The cease-fires have resulted in a mixed picture of positive and negative developments. Problems associated with the cease-fires are well documented, and include the Tatmadaw expansion into previously contested zones, accompanied by widespread land confiscation to build new army bases. Also, land has been confiscated in the context of "development projects", and under the Tatmadaw's self-support policy. Another problem associated with the cease-fires is the continuing incidence of forced labour and other rights abuses in areas adjacent to cease-fire zones. Most assessments of the cease-fires are produced by opposition groups and supporters. These generally underestimate positive developments, focusing instead on the many ongoing problems in these troubled regions. The positive aspects of the cease-fire are less widely discussed, and tend to focus as much on process, as on the substance of short-middle term results. Positive developments include a relative decrease in the most serious forms of human rights abuse, in those areas where cease-fires have held.

Efforts to rehabilitate and resettle displaced populations and reconstruct communities have also been a result of the cease-fires. The post-cease-fire re-emergence of civil society networks is among the most significant, but underappreciated, aspects of the social and political situation in Burma over the past decade. For example, local communities have supported programmes such as the Mon language and culture courses, conducted over the school summer holidays in over one hundred monasteries across lower Burma.

In response to criticism from the ethnic communities they seek to represent, a few cease-fire groups have grappled with internal reform. The NMSP and KIO in particular have demonstrated a degree of democratic political culture, reflecting their 20 years of participation in pro-democracy alliances, such as the National Democratic Front and Democratic Alliance of Burma.

Policy-making within NMSP and KIO leadership circles usually involves a fair degree of debate and disagreement - which has sometimes resulted in damaging schisms and splits. Both the NMSP and KIO deserve credit for eliciting public participation in decision-making, by consulting with villagers, religious and civil society leaders from their communities, regarding whether and how to engage with the military government.

The NMSP is in a particularly difficult position. The three small blocks of territory granted to the party under the June 1995 cease-fire agreement are vulnerable to Tatmadaw incursion. Neighbouring Thailand, whose security establishment helped to push the NMSP into the cease-fire, is unlikely to be sympathetic to any resumption of armed conflict in Mon areas. The NMSP has been the most outspoken of the cease-fire groups. Indeed, since December 2005, the party has refused to endorse the National Convention, sending only a small team of "observers" to the forum. Although some activists might like the party to go further in its defiance of the government, the NMSP probably can do little more without definitively breaking the cease-fire - and bringing humanitarian disaster to Mon State.
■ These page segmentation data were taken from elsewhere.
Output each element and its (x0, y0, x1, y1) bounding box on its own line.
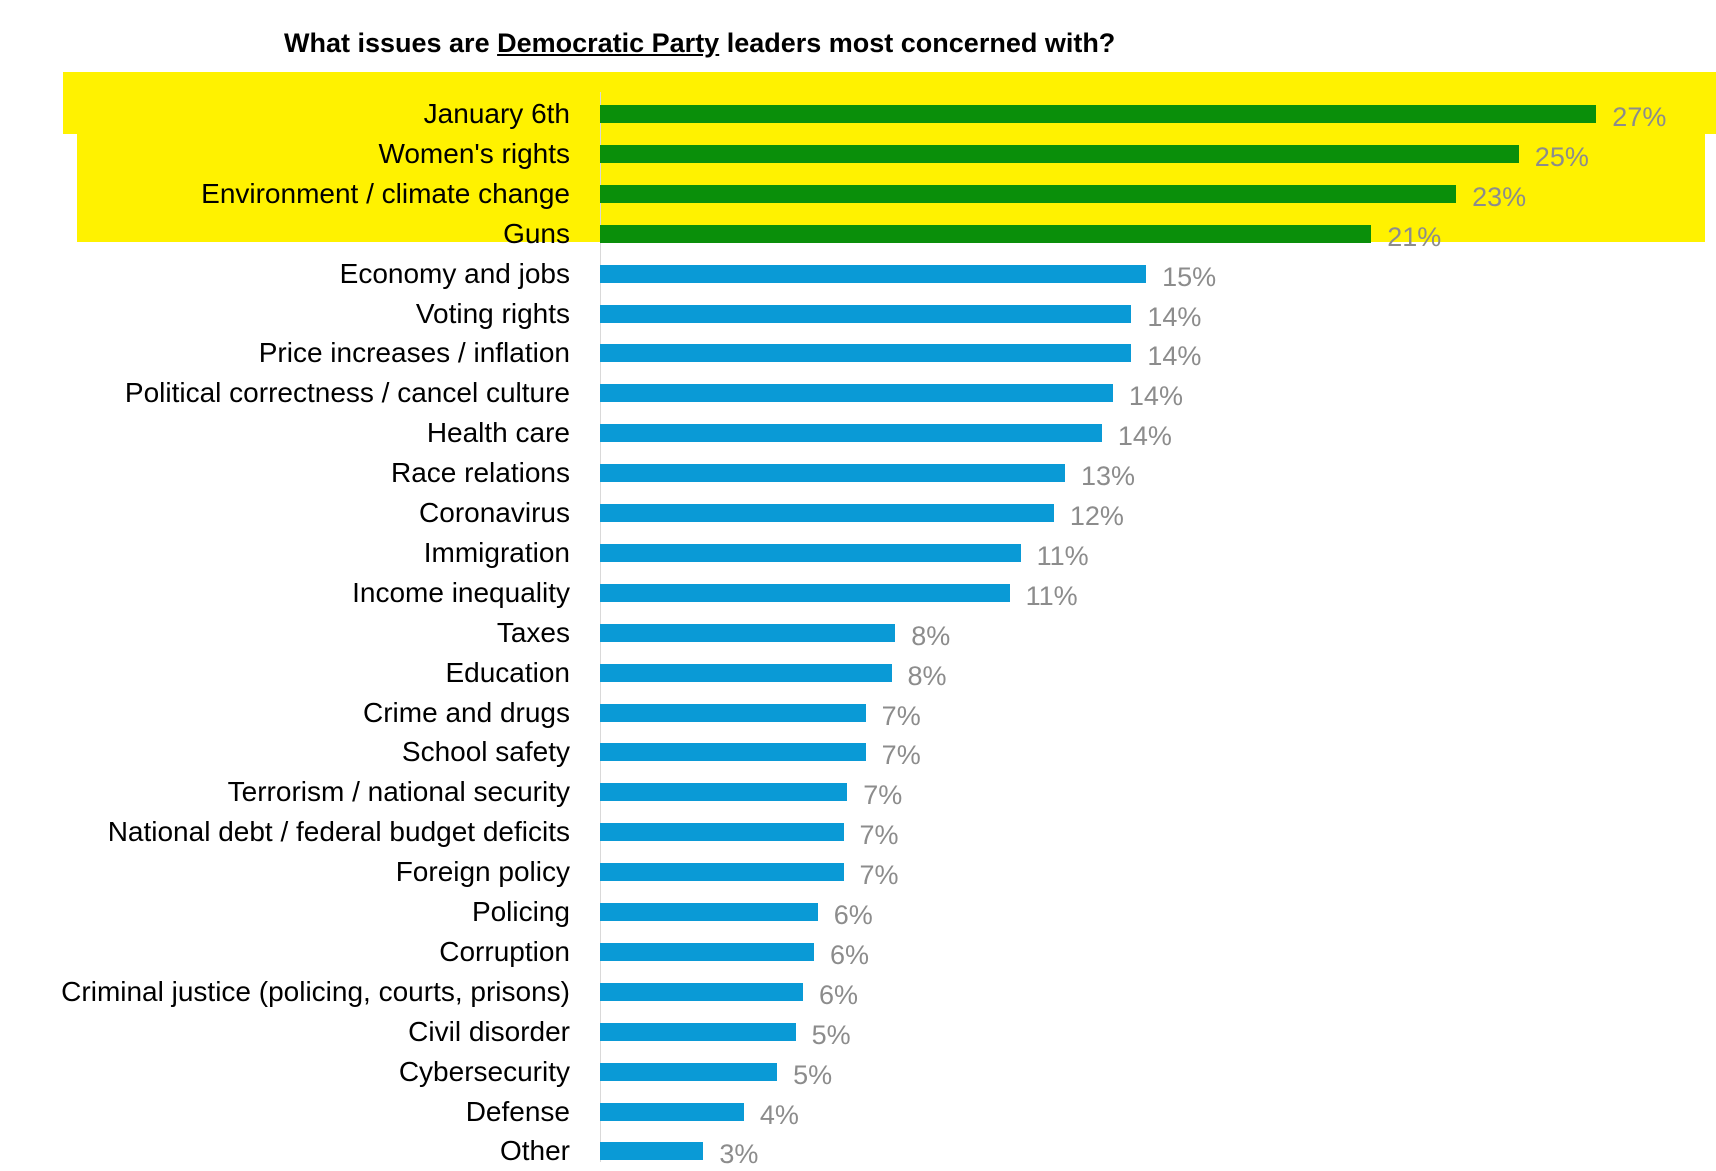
bar (600, 184, 1457, 203)
bar (600, 264, 1147, 283)
value-label: 14% (1128, 381, 1183, 412)
category-label: Political correctness / cancel culture (124, 377, 570, 409)
category-label: National debt / federal budget deficits (107, 816, 570, 848)
category-label: Race relations (391, 457, 570, 489)
category-label: Economy and jobs (339, 257, 570, 289)
bar (600, 424, 1102, 443)
category-label: Coronavirus (419, 497, 570, 528)
value-label: 6% (833, 900, 873, 930)
bar (600, 464, 1065, 483)
title-prefix: What issues are (284, 28, 498, 58)
bar (600, 663, 892, 682)
value-label: 25% (1534, 141, 1589, 172)
category-label: Terrorism / national security (227, 776, 570, 808)
bar (600, 703, 866, 722)
category-label: Guns (503, 217, 570, 249)
bar (600, 903, 818, 921)
value-label: 27% (1612, 102, 1667, 132)
bar (600, 105, 1597, 123)
bar (600, 144, 1519, 163)
value-label: 14% (1147, 301, 1202, 332)
bar (600, 863, 844, 882)
category-label: School safety (401, 736, 570, 768)
category-label: Foreign policy (395, 856, 570, 888)
category-label: Education (445, 656, 570, 688)
value-label: 7% (863, 780, 903, 811)
category-label: Price increases / inflation (258, 337, 570, 369)
category-label: Income inequality (352, 576, 570, 608)
category-label: Environment / climate change (201, 177, 570, 209)
value-label: 13% (1080, 461, 1135, 492)
title-party: Democratic Party (497, 28, 720, 58)
value-label: 7% (859, 820, 899, 851)
bar (600, 743, 866, 762)
bar (600, 942, 815, 961)
bar (600, 1102, 744, 1121)
bar (600, 1142, 704, 1161)
bar (600, 583, 1010, 602)
value-label: 14% (1147, 341, 1202, 372)
value-label: 21% (1387, 221, 1442, 252)
category-label: Cybersecurity (398, 1055, 570, 1087)
value-label: 14% (1117, 421, 1172, 452)
category-label: Other (499, 1135, 570, 1167)
category-label: Policing (471, 896, 570, 927)
category-label: Immigration (423, 536, 570, 568)
bar (600, 823, 844, 842)
chart-title: What issues are Democratic Party leaders… (284, 28, 1115, 59)
value-label: 6% (818, 979, 858, 1010)
category-label: Crime and drugs (363, 696, 570, 728)
bar (600, 543, 1021, 562)
bar (600, 304, 1132, 323)
value-label: 5% (793, 1059, 833, 1090)
value-label: 8% (911, 620, 951, 651)
category-label: Civil disorder (408, 1015, 570, 1047)
category-label: Women's rights (378, 137, 570, 169)
category-label: Taxes (496, 616, 570, 648)
bar (600, 344, 1132, 363)
bar (600, 504, 1054, 522)
value-label: 12% (1069, 501, 1124, 531)
value-label: 8% (907, 660, 947, 691)
value-label: 4% (759, 1099, 799, 1130)
bar (600, 623, 896, 642)
value-label: 11% (1036, 540, 1089, 571)
bar (600, 783, 848, 802)
category-label: Defense (465, 1095, 570, 1127)
bar (600, 982, 803, 1001)
value-label: 5% (811, 1019, 851, 1050)
bar (600, 224, 1372, 243)
category-label: Health care (426, 417, 570, 449)
value-label: 7% (881, 740, 921, 771)
value-label: 15% (1162, 261, 1217, 292)
category-label: January 6th (423, 98, 570, 129)
value-label: 11% (1025, 580, 1078, 611)
value-label: 6% (830, 939, 870, 970)
value-label: 3% (719, 1139, 759, 1170)
title-suffix: leaders most concerned with? (719, 28, 1116, 58)
highlight-band-top (63, 72, 1716, 134)
category-label: Voting rights (415, 297, 570, 329)
bar (600, 1062, 778, 1081)
category-label: Criminal justice (policing, courts, pris… (61, 975, 570, 1007)
value-label: 7% (859, 860, 899, 891)
bar (600, 1022, 796, 1041)
value-label: 23% (1472, 181, 1527, 212)
category-label: Corruption (439, 935, 570, 967)
bar (600, 384, 1113, 403)
value-label: 7% (881, 700, 921, 731)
The cease-fire groups will soon have to decide whether or not to participate in the restricted political space outlined in SPDC's new constitution. In part, such decisions will depend on the position of Aung San Suu Kyi's National League for Democracy. The NMSP's attempt to "sit on the fence" will not be tenable for much longer. The party has been dealt a weak hand of cards - but has so far played them pretty well (sometimes as much by luck as judgement). While retaining relations with the government, the NMSP is the only cease-fire group that still enjoys credibility within opposition circles (including most exile groups), and remains in contact with its old insurgent allies.

In 2007 the cease-fire groups are likely to come under renewed pressure from the SPDC. However it responds, the NMSP deserves credit for having got this far, while still preserving its basic integrity.

Ashley South

Bangkok

 

Ashley South is an independent writer and consultant, working on humanitarian issues and ethnic politics in Burma. He is the author of, "Mon Nationalism and Civil War in Burma: The Golden Sheldrake" (RoutledgeCurzon 2005).